– Ох, – только и ответила кухарка, освобождаясь от еды, вскакивая, отряхивая передник и кланяясь. – Ох, барыня, не велите наказывать, уж думала – отдохну маленько перед ужином.129e67
– Мне не за что вас наказывать, Акулина! – фыркнула я. – Просто хотела сказать, что я не доела обед, так что вы как-нибудь его разогрейте на ужин, хорошо?
– Богиня с вами, барыня! Как это так-то?
Кухарка даже перекрестилась, а потом оглянулась на печь:
– Я вам уже замочила селёдочку в молоке, поджарю да с картошечкой, да с огурчиком малосольным, да с капусточкой мочёной…
Я ощутила, как рот наполняется слюной, и проглотила её, сказала с невольным осуждением:
– Акулина, вы хотите, чтобы я растолстела, да?
– Что вы, барыня, у вас такая тоненькая талия…
Отмахнувшись, я снова представила жареную селёдку на картошке и развернулась на выход, бросив на прощание:
– А крылышки всё же приберегите на завтра хотя бы.
У входной двери я была поймана Лесси и жестоко одета в соломенную шляпку и перчатки. Девочка напутствовала меня:
– Нежелательно барыне шляпку снимать, а то веснушки одолеют кожу, а она у барыни такая белая, что завидки берут!
– Я не буду снимать, – послушно сказала я. А потом спросила: – Лесси, тебе купить что-нибудь в лавке?
Девочка опешила так, что я даже испугалась, что она в обморок упадёт. Она прижала руки к груди, на глазах выступили слёзы, и Лесси прошептала:
– Барыня так добра, так добра… Что вы, барыня, разве ж мне нешто нужно, когда я на вашей службе!
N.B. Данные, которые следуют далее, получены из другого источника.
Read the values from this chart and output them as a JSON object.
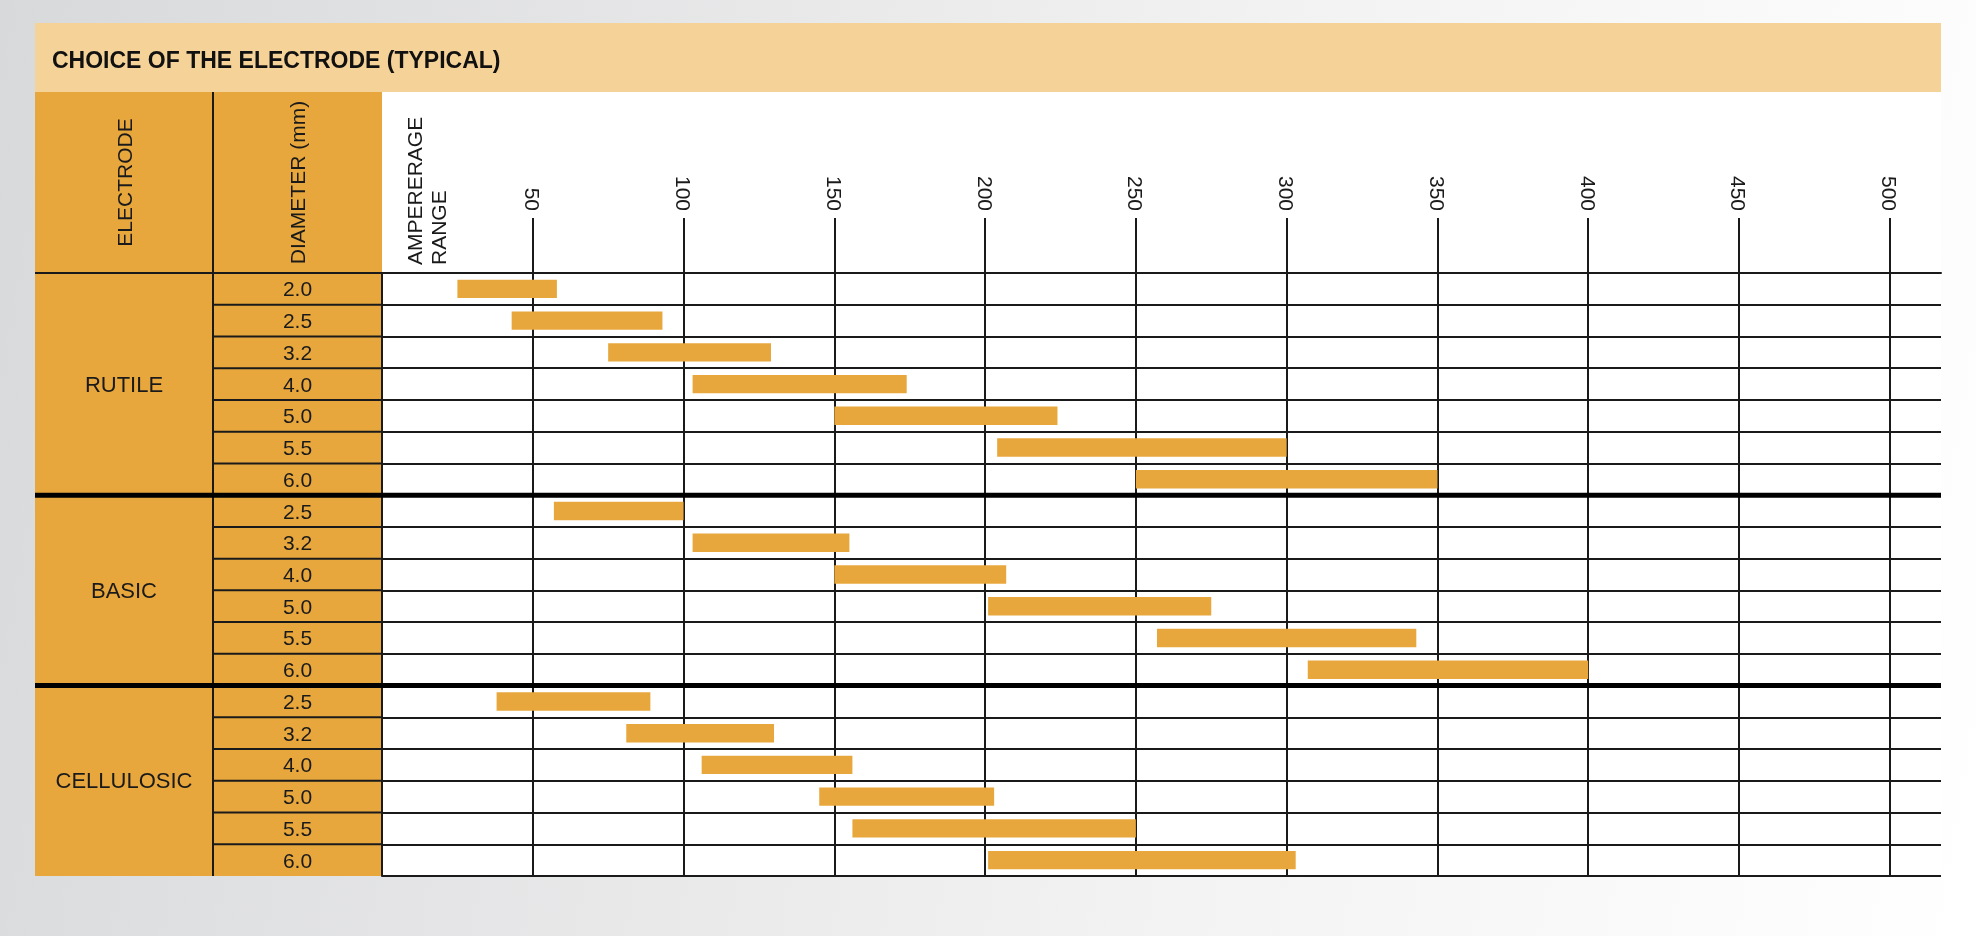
{
  "chart_data": {
    "type": "bar",
    "orientation": "horizontal",
    "title": "CHOICE OF THE ELECTRODE (TYPICAL)",
    "ylabel": "DIAMETER (mm)",
    "annotations": [
      "ELECTRODE",
      "RUTILE",
      "BASIC",
      "CELLULOSIC",
      "AMPERERAGE RANGE"
    ],
    "categories": [
      "2.0",
      "2.5",
      "3.2",
      "4.0",
      "5.0",
      "5.5",
      "6.0",
      "2.5",
      "3.2",
      "4.0",
      "5.0",
      "5.5",
      "6.0",
      "2.5",
      "3.2",
      "4.0",
      "5.0",
      "5.5",
      "6.0"
    ],
    "series": [
      {
        "color": "#e8a73c",
        "base": [
          25,
          43,
          75,
          103,
          150,
          204,
          250,
          null,
          null,
          null,
          null,
          null,
          null,
          null,
          null,
          null,
          null,
          null,
          null
        ],
        "values": [
          33,
          50,
          54,
          71,
          74,
          96,
          100,
          null,
          null,
          null,
          null,
          null,
          null,
          null,
          null,
          null,
          null,
          null,
          null
        ]
      },
      {
        "color": "#e8a73c",
        "base": [
          null,
          null,
          null,
          null,
          null,
          null,
          null,
          57,
          103,
          150,
          201,
          257,
          307,
          null,
          null,
          null,
          null,
          null,
          null
        ],
        "values": [
          null,
          null,
          null,
          null,
          null,
          null,
          null,
          43,
          52,
          57,
          74,
          86,
          93,
          null,
          null,
          null,
          null,
          null,
          null
        ]
      },
      {
        "color": "#e8a73c",
        "base": [
          null,
          null,
          null,
          null,
          null,
          null,
          null,
          null,
          null,
          null,
          null,
          null,
          null,
          38,
          81,
          106,
          145,
          156,
          201
        ],
        "values": [
          null,
          null,
          null,
          null,
          null,
          null,
          null,
          null,
          null,
          null,
          null,
          null,
          null,
          51,
          49,
          50,
          58,
          94,
          102
        ]
      }
    ],
    "xlim": [
      0,
      517
    ],
    "xticks": [
      50,
      100,
      150,
      200,
      250,
      300,
      350,
      400,
      450,
      500
    ],
    "grid": true
  }
}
– Ладно, брось. Куплю тебе что-нибудь на свой вкус, раз ты не говоришь.
И я вышла на крыльцо, оставив девочку переживать своё нежданное счастье.
Порфирий ждал меня у ворот на передке коляски с вожжами в руках. Увидев, соскочил, согнулся в поклоне и подал руку. Я уже с некоторой привычкой забралась в ненадёжное средство передвижения и сказала кучеру:
– Будь добр и любезен отвезти меня на улицу Язвенную… Ой! Как её там… Где лавки!
– На Язовенную, барыня хотели сказать, – почтительно кашлянул в кулак Порфирий, карабкаясь на передок. – А как же, всенепременно отвезу! Как раз самая торговля чичас.
– А тебе что-нибудь купить, Порфирий? – спросила уже почти машинально и получила ответ:
– Что вы, барыня, рази мне нешто нужно? Вы уж себя побалуйте, барыня, вам-то важнее!
Кучер разобрал вожжи и чмокнул на лошадь. И мы поехали на улицу Язовенную, где располагался старинный торговый центр, а попросту лавки со всем на свете, что было необходимо для женщины и для дома.
Глава 6. Знакомлюсь
Торговая улица – самая посещаемая улица в городе. Из коляски я наблюдала за людьми, которые спешили по лавкам. Большие окна их были уставлены товаром. А под окнами стояли кое-где скамеечки, на которых отдыхали хозяйки, поставив корзину рядом. Деловитая суета, царившая в этом квартале, заворожила меня, и я чуть было не пропустила магазинчик с перчатками на вывеске.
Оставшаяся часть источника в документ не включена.